OTTAWA - The Supreme Court of Canada has agreed to hear a life-support case that pits the wishes of a family of a man in a coma against the medical advice of his doctors.
The case is an appeal of a lower-court ruling that said physicians must get approval from a provincial medical board to disconnect Hassan Rasouli from a ventilator.
That ruling gave the Ontario Consent and Capacity Board the final say in taking the 59-year-old off life support.

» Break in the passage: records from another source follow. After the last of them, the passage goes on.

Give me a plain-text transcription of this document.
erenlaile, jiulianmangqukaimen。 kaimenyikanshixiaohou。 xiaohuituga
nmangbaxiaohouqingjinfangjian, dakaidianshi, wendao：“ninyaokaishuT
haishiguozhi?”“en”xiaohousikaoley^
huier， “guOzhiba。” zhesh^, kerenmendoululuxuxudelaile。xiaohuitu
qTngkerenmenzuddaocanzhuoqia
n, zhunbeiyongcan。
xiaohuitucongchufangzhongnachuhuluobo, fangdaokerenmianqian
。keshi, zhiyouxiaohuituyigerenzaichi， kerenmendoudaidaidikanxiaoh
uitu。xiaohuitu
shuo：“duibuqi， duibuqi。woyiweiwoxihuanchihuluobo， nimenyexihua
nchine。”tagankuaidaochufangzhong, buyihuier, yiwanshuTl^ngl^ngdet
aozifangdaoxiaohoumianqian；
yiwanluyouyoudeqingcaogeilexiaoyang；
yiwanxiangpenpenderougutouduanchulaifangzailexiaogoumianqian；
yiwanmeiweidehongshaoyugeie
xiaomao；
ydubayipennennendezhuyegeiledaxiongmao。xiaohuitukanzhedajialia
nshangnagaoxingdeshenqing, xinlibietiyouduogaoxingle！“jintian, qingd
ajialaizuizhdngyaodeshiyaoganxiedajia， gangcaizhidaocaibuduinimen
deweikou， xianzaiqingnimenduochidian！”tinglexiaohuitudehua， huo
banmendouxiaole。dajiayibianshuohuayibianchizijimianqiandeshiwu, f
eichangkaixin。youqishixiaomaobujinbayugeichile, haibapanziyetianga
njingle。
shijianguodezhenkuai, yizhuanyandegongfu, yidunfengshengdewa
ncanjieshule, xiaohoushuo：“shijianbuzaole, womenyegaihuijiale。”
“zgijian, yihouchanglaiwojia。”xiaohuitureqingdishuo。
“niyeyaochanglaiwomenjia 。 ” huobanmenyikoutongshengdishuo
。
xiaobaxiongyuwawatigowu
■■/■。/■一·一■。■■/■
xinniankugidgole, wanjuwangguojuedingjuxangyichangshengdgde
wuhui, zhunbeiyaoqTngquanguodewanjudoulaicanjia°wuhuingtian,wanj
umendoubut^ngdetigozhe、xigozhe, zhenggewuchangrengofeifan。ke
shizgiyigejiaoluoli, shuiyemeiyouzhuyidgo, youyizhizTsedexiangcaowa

Rasouli, a retired engineer originally from Iran, became comatose after developing bacterial meningitis following brain surgery in October 2010.
Parichehr Salasel, Rasouli's wife and substitute decision-maker, opposes the bid to remove the ventilator, saying he can still recover and that ending life support would be against his religious beliefs.
As usual, the Supreme Court gave no reasons for its decision to hear the case.
Under Ontario's Health Care Consent Act patient consent must be obtained for all treatment, and doctors can apply for a consent board decision in the case of a dispute with substitute decision makers over care decisions.
Rasouli's doctors wanted to transfer him to a palliative care plan, which would require consent.
But the Court of Appeal for Ontario ruled that since removing Rasouli's ventilator and starting a palliative program are "integrally linked," the physicians would need Salasel's consent or seek a consent board decision in order to end the life-sustaining care.
The three-judge panel's ruling distinguished between Rasouli's case and other situations where patients do not face imminent death if treatment is withdrawn.